Figure 9 shows the FT-IR spectrum (from top to bottom): (1) DAC; (2) PMMA; (3) P (MMA-co-DAC).
Figure 10 shows the FT-IR spectrum (from top to bottom): (1) DHC; (2) PVP; (3) P (NVP-co-DHC).
Figure 11 shows the FT-IR spectrum (from top to bottom): (1) DHC; (2) PMMA; (3) P (MMA-co-DHC).
Figure 12 shows the FT-IR spectrum (bottom up): (1) EH; (2) ECA; (3) DMAPMAm; (4) A graph of DECA.
Figure 13 shows the FT-IR spectrum (from top to bottom): (1) ECA; (2) Graph of EBA.
14 shows the FT-IR spectrum (from top to bottom): (1) PNVPDMA; (2) PNVPDMA-g-CPD; (3) PNVPDMA-g-CPDAld; And (4) PNVPDMA-g-CPD-AldEH.
15 shows the FT-IR spectrum (from top to bottom): (1) PNVPDMA; (2) PNVPDMA-g-CPD; (3) PNVPDMA-g-CPDHAL.
Figure 16 shows the FT-IR spectrum (bottom up): (1) PNVPDMA-g-CPDHAL; (2) PNVPDMA-g-CPDCAL; (3) PNVPDMA-g-CPDATP.
Repeated use of reference characters in the present specification and drawings is intended to represent the same or similar features or elements of the present disclosure. The drawings are exemplary and are not necessarily drawn to scale. Certain proportions of the figures may be exaggerated, while others may be minimized.

The present invention describes a pre-polymer system for perfume delivery. The polymer should be biocompatible (non-toxic), capable of loading the active ingredient, and capable of releasing the active ingredient through the release mechanism. The system includes functional monomers including quaternary ammonium salts as unstable triggers for both ester and cyclic acetal bonds in the presence of water and then attaching functional monomers to the polymer for rapid release of the fragrance. The monomers are polymerized to form related homopolymers or copolymerized with other monomers to produce copolymers for controlled release of the precursors.
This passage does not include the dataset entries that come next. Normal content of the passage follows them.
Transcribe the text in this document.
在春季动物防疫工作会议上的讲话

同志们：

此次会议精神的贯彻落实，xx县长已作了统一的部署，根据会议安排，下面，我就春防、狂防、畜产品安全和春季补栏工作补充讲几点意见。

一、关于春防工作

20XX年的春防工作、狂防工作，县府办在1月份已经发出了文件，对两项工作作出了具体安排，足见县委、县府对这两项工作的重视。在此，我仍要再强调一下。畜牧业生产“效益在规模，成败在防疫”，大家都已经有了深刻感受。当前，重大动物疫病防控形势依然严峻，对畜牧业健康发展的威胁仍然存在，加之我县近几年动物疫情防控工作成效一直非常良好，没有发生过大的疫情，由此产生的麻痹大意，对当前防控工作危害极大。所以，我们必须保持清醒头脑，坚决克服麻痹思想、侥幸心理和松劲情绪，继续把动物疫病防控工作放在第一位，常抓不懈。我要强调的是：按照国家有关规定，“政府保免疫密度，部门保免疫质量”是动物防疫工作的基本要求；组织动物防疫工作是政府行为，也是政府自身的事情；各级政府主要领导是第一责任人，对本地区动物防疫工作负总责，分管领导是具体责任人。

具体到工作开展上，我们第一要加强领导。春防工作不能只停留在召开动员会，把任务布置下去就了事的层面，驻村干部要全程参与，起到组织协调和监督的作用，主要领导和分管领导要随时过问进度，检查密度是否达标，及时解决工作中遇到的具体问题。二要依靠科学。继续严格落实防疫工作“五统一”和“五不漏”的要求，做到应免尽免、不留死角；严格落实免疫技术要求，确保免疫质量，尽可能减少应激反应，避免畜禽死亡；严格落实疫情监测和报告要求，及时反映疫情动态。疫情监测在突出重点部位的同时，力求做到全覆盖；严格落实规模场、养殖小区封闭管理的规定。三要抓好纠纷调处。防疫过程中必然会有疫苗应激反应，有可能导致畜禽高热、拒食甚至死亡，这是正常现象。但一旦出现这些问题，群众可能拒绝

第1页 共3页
The examples show using polymers containing aldehydes, ketones or alcohols as emissible fragrances. One advantage of such a pre-polymer active system is that the polymer is capable of protecting the precursor in high humidity conditions and is much more stable. Potential uses include fragrance release, wetting marks and skin care / active agent delivery. Examples of acceptable excipients which may be used herein include antimicrobial agents or antibacterial agents, skin active chemicals including chemicals with antioxidants, other antioxidants, disinfectant-type agents, skin-regenerating agents, and fragrances.

Synthesis of monomers having an aldehyde or ketone as a releasable fragrance can be accomplished by the conversion of a cyclic acetal perfume intermediate having a terminal halogen at the end to a polymerizable monomer after the synthesis of a cyclic acetal perfume intermediate having a halogen at the end, Type acetal perfume intermediate to a previously formed polymer. An alternative approach is to attach 3-halo-l, 2-propanediol to the preformed polymer and then form a cyclic acetal with an aldehyde / ketone-based perfume.

Synthesis of monomers with alcohols as aromatable emulsions through non-recyclable acetal linkages can be achieved by polymer synthesis, attachment of quaternary ammonium salt intermediates, conversion of 1,2-diols to aldehydes, and finally formation of polymers with pendant acetal- .

These compositions permit a single step induced release of the fragrance.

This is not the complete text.